Authors: Michael Dobbs
His eyes wandered to the huge oil canvas which hung on the half-panelled wall on the opposite side of the room. It depicted a scene from the Napoleonic Wars, a great naval engagement of flame and ferocity in which Nelson was locked in combat with a French battleship. The Frenchie always reminded Goodfellowe of Beryl. She was dismasted, her rigging torn like cobwebs and her gunwales reduced to matchwood, but still there was defiance, still her cannon blazed, even as she was going down she refused to give up. And one of the pieces always seemed to be pointing directly at him. He had noticed that wherever he sat in that room, one of the Frenchie guns
was always aimed in his direction. The muzzle followed him around like eyes on a Picasso. As Beryl would, every day throughout the next election.
He was concluding that he would need not only a blind eye but also a deaf ear if he were to survive a campaign with Beryl when his attention was distracted by a member of the Opposition who was standing to pursue a Point of Order. Betty Ewing was complaining in persistent manner and broad Birmingham tones that her amendment had not been called in spite of the fact that it raised matters of fundamental importance to the Bill.
‘I appreciate you won’t give reasons for not selecting my amendment,’ she protested to the Chairman, ‘but can I encourage you to reconsider? We’re told by Europe that we’ve got to change the ownership rules for British newspapers, but it’s like playing games with mirrors. Who owns the newspapers anyway? In fact, how do we know this isn’t simply a great European prank to ensure that British newspapers end up in the hands of foreign owners?’

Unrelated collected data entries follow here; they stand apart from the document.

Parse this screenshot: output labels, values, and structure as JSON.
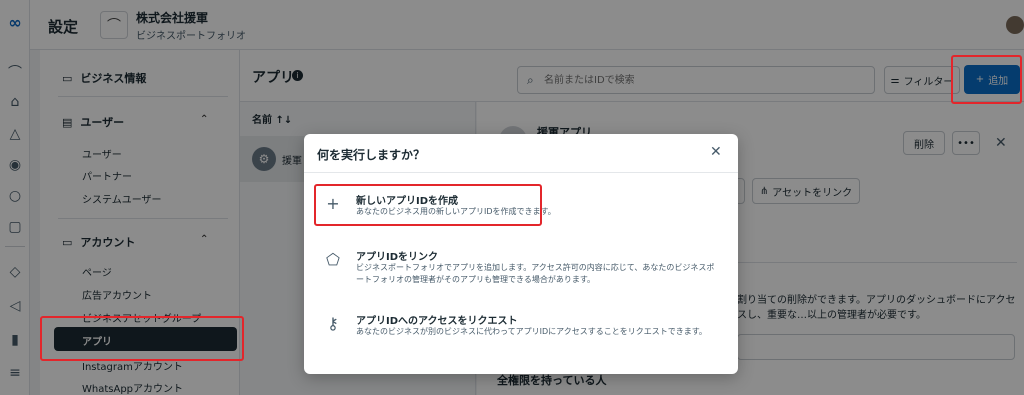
{
  "topbar": {
    "title": "設定",
    "business_name": "株式会社援軍",
    "business_sub": "ビジネスポートフォリオ"
  },
  "sidebar": {
    "business_info": "ビジネス情報",
    "users_header": "ユーザー",
    "user_items": [
      "ユーザー",
      "パートナー",
      "システムユーザー"
    ],
    "accounts_header": "アカウント",
    "account_items": [
      "ページ",
      "広告アカウント",
      "ビジネスアセットグループ",
      "アプリ",
      "Instagramアカウント",
      "WhatsAppアカウント"
    ],
    "active_item": "アプリ"
  },
  "main": {
    "title": "アプリ",
    "search_placeholder": "名前またはIDで検索",
    "filter_label": "フィルター",
    "add_label": "追加",
    "list_header": "名前 ↑↓",
    "list_row_name": "援軍",
    "detail_app_name": "援軍アプリ",
    "delete_label": "削除",
    "more_label": "•••",
    "link_asset_label": "アセットをリンク",
    "detail_desc": "割り当ての削除ができます。アプリのダッシュボードにアクセスし、重要な…以上の管理者が必要です。",
    "full_perm_label": "全権限を持っている人"
  },
  "modal": {
    "title": "何を実行しますか？",
    "options": [
      {
        "title": "新しいアプリIDを作成",
        "desc": "あなたのビジネス用の新しいアプリIDを作成できます。"
      },
      {
        "title": "アプリIDをリンク",
        "desc": "ビジネスポートフォリオでアプリを追加します。アクセス許可の内容に応じて、あなたのビジネスポートフォリオの管理者がそのアプリも管理できる場合があります。"
      },
      {
        "title": "アプリIDへのアクセスをリクエスト",
        "desc": "あなたのビジネスが別のビジネスに代わってアプリIDにアクセスすることをリクエストできます。"
      }
    ]
  },
  "colors": {
    "accent": "#0a6ec8",
    "highlight": "#e3262b",
    "active_bg": "#1c2b33"
  }
}
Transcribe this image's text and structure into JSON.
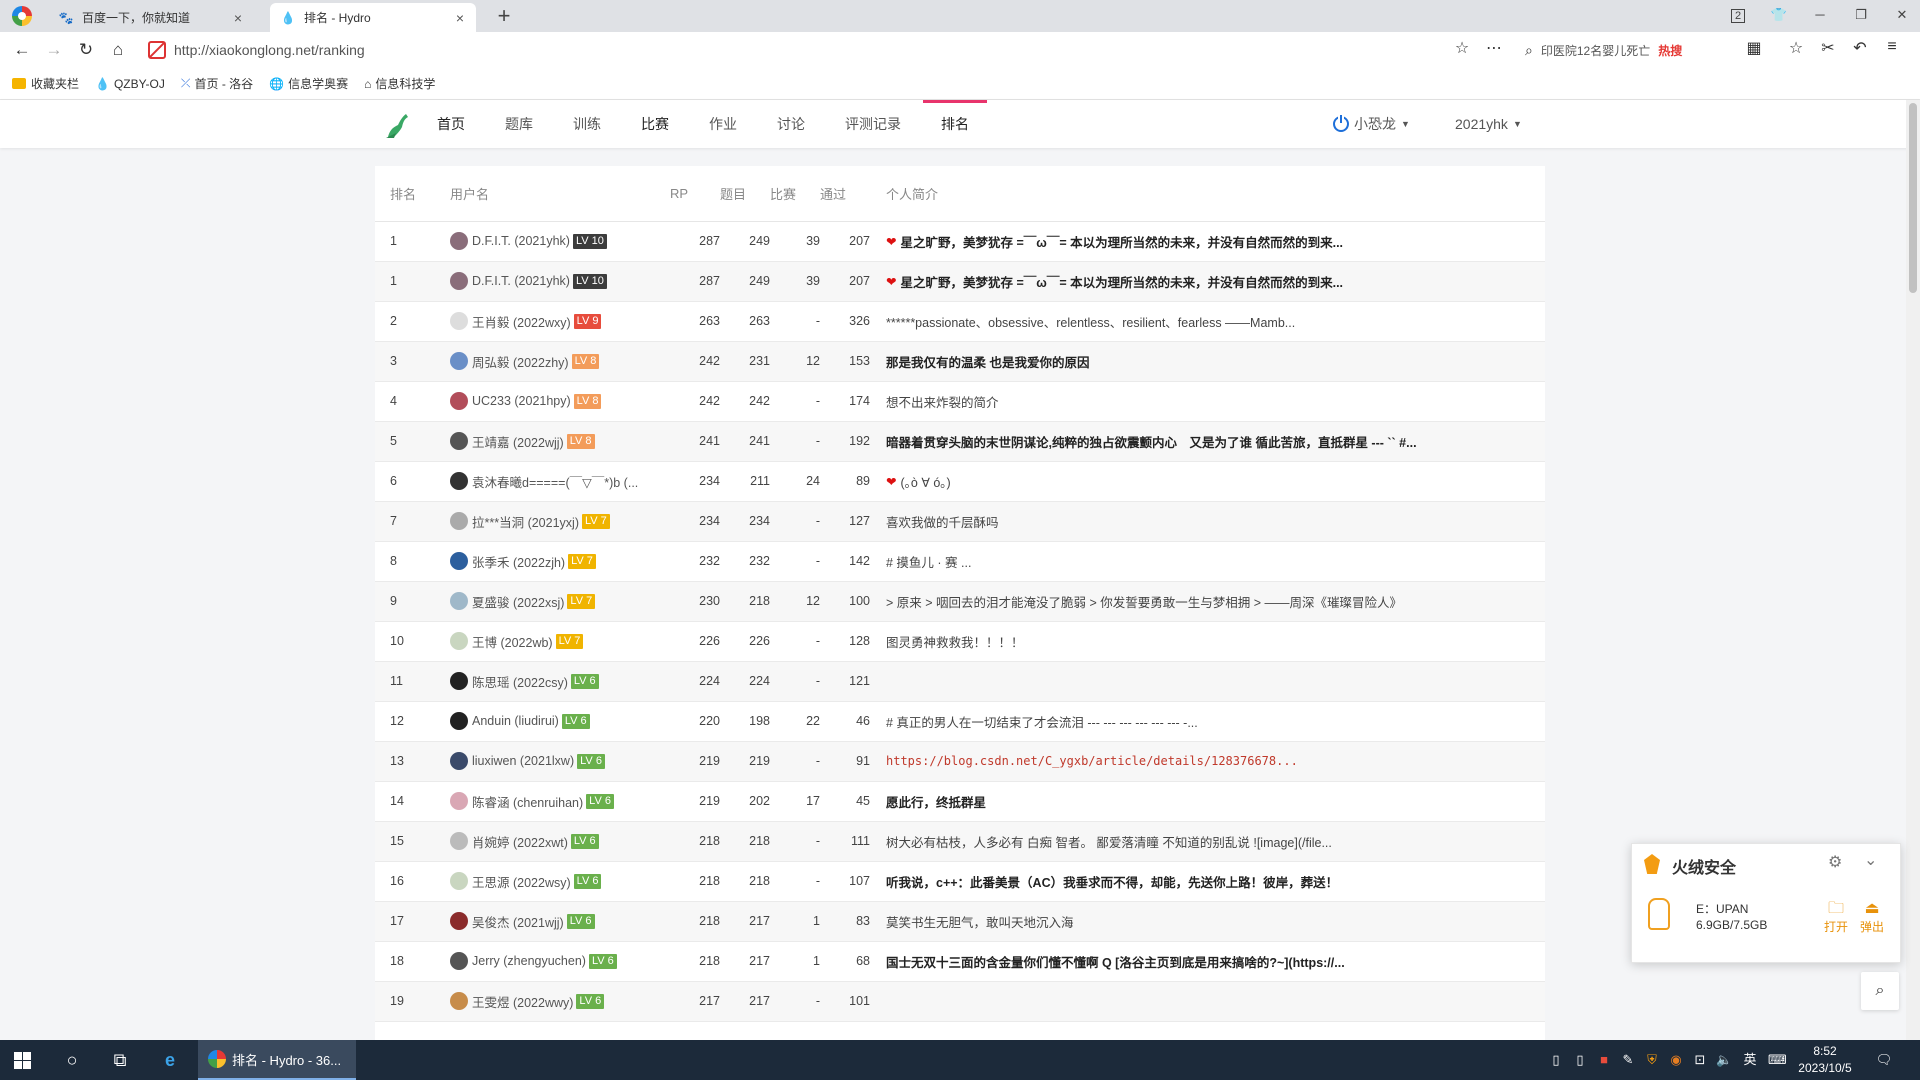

‘They already are,’ one of her colleagues interjected drily, while the Committee Chairman, Frank Breedon, a curmudgeon and particularly so after lunch, drummed his fingers impatiently.
‘The point I’m trying to make, Mr Breedon, is simply this. There is no logic in changing the rules of ownership if there is no way of knowing who the owners are. Shareholder lists are practically incomprehensible. They tell you that the Tom Dick & Harry Investment Trust owns shares, but who in turn owns Tom and Dick and Harry? This Bill will be meaningless
without an amendment requiring a far more rigorous identification of anyone with a beneficial interest in the ownership of a newspaper. So that we know precisely who they are. Spelled out, on a central register. We can’t allow foreign owners to hide behind all sorts of incomprehensible corporate structures.’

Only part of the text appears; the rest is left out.